Recently, I started teaching myself CE C and I need help detecting multiple keypresses. Here's my code:


Code:

int main(void)
{
    int cx = 1; // circle x position
    int cy = 1; // circle y position

    kb_key_t key;

    gfx_Begin();
    gfx_SetDrawBuffer();
    gfx_SetColor(7);

    do
    {
        kb_Scan();

        key = kb_Data[7];

        if (key == kb_Down)
        {
            cy++;
        }
        if (key == kb_Up)
        {
            cy--;
        }
        if (key == kb_Left)
        {
            cx--;
        }
        if (key == kb_Right)
        {
            cx++;
        }
        gfx_FillScreen(255);
        gfx_FillCircle(cx, cy, 10);
        gfx_SwapDraw();

    } while (kb_Data[6] != kb_Clear);

    gfx_End();

    return 0;
}


My goal is to get the green circle to move in 8 directions, but it currently only moves in 4 and when I press 2 keys at once, the circle stops moving. Any suggestions?
Since the keys you care about are all part of the same group, simply test for a combination of key values:

Code:
if (key == (kb_Down | kb_Left)) {
    cy++;
    cx--;
} // ...


The kb_* values are bits indicating the state of the named key, so it's perfectly valid to combine them in this way.
Thanks for the help, Tari. That makes a lot of sense!
Also, how would I test for a combination of key values in a different group?
I'm no expert in C, but for detecting a combination of keys across different groups, you can try something like this:

Code:
kb_Scan();
if (kb_IsDown(kb_KeyCos) && kb_IsDown(kb_KeyMul)) {
    // do something when the cosine and multiplication keys are pressed simultaneously
    // you can keep chaining more keys in the if statement's condition
}

There's probably a more elegant way of doing this. The CE toolchain's documentation has more information, including the names for the keys.
Idea
Actually...
There is a more elegant way of doing this: using variadic functions.

Code:
#include <stdarg.h>
#include <stdbool.h>

#include <graphx.h>
#include <keypadc.h>
#include <tice.h>

int are_keys_pressed(int num_keys, ...) {
    kb_Scan();
    va_list keys;
    va_start(keys, num_keys);
    for (int c = 0; c < num_keys; c++) {
        kb_lkey_t key = (kb_lkey_t) va_arg(keys, kb_lkey_t);
        if (kb_IsDown(key)) {
            continue;
        }
        // if a key is *not* pressed down, end the function early and return false
        va_end(keys);
        return false;
    }

    // if we got through all of the keys without returning false,
    // then we return true.

    va_end(keys);
    return true;
}

int main() {
    gfx_Begin();
    do {
        // if the math, sin, left bracket, 9, and subtraction keys are pressed all at the same time
        // turn the screen white
        // otherwise, keep the screen black
        if (are_keys_pressed(5, kb_KeyMath, kb_KeySin, kb_KeyLParen, kb_Key9, kb_KeySub)) {
            gfx_FillScreen(0xff);
        } else {
            gfx_FillScreen(0x00);
        }
    } while (!kb_IsDown(kb_KeyClear));
    gfx_End();
    return 0;
}

Tested this in CEmu and with my physical calc. Works like a charm. Very Happy
The code for the are_keys_pressed() function itself is pretty ugly. If I have the time, I'll see if I can turn this into a more maintainable snippet.
Other than that, just pass the number of keys you wish to detect, and then the long values of the keys (note that they start with "kb_Key", not "kb_"), and the function will return true if and only if all of those keys are simultaneously pressed.

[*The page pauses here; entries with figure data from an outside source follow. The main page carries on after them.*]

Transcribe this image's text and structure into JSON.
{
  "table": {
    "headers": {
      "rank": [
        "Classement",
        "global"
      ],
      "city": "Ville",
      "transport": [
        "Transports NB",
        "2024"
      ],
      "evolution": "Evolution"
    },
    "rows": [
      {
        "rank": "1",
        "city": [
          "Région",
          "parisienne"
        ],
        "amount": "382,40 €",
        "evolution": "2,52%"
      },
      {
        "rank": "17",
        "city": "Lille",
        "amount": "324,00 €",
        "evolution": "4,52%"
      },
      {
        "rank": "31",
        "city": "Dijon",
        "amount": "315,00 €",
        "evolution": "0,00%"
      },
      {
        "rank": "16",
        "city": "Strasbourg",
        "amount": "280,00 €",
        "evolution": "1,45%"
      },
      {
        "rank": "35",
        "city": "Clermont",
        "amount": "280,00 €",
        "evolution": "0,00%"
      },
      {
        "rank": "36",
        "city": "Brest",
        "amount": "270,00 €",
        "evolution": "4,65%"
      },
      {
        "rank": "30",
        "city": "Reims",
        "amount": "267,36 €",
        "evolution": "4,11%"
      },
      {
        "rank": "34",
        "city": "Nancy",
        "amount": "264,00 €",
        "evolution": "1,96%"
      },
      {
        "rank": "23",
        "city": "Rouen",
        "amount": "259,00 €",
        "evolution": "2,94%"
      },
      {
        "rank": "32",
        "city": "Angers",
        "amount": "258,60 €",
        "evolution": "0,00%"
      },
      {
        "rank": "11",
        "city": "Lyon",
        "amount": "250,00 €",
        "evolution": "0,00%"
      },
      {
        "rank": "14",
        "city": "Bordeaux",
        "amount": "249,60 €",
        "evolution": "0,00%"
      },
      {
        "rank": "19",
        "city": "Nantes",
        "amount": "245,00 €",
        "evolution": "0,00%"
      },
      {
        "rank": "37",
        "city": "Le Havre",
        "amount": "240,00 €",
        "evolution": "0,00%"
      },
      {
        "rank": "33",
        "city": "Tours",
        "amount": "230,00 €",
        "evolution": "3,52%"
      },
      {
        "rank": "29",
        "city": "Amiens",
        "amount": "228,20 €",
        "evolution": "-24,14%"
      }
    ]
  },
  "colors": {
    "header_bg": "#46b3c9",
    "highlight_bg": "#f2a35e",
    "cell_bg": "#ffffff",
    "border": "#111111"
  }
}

On an interesting note: it was quite difficult to get the keys pressed in CEmu, because of the way my laptop keyboard is wired. (this article explains: https://www.sjbaker.org/wiki/index.php?title=Keyboards_Are_Evil) The calculator itself seems to have no problems with detecting simultaneous keypresses.
kb_Data[7] is a bitfield that contains one bit for each key in that group. So, if you're holding the down arrow, it would contain 0b0001 (1), if you're holding the left arrow, it would contain 0b0010 (2), and if you're holding both, it would contain 0b0011 (3).

I assume that you don't want to handle an "up-left diagonal" case separately from the up and left cases (which is what most of the other "solutions" are doing), but instead, want the up case to work regardless of which other keys are pressed.

The trivial solution to that is to change key == kb_Down to key & kb_Down. This does a bitwise and of the bitfield with the specific bit for the down key, so the rest of the bits get ignored.

Of course, the "idiomatic" solution is to avoid using kb_Data directly entirely and just use kb_IsDown. For example, instead of doing key == kb_Down, use kb_IsDown(kb_KeyDown).

If you do at some point want to require two keys to be held at the same time, you can just AND two kb_IsDown macros together, as Candledark mentioned.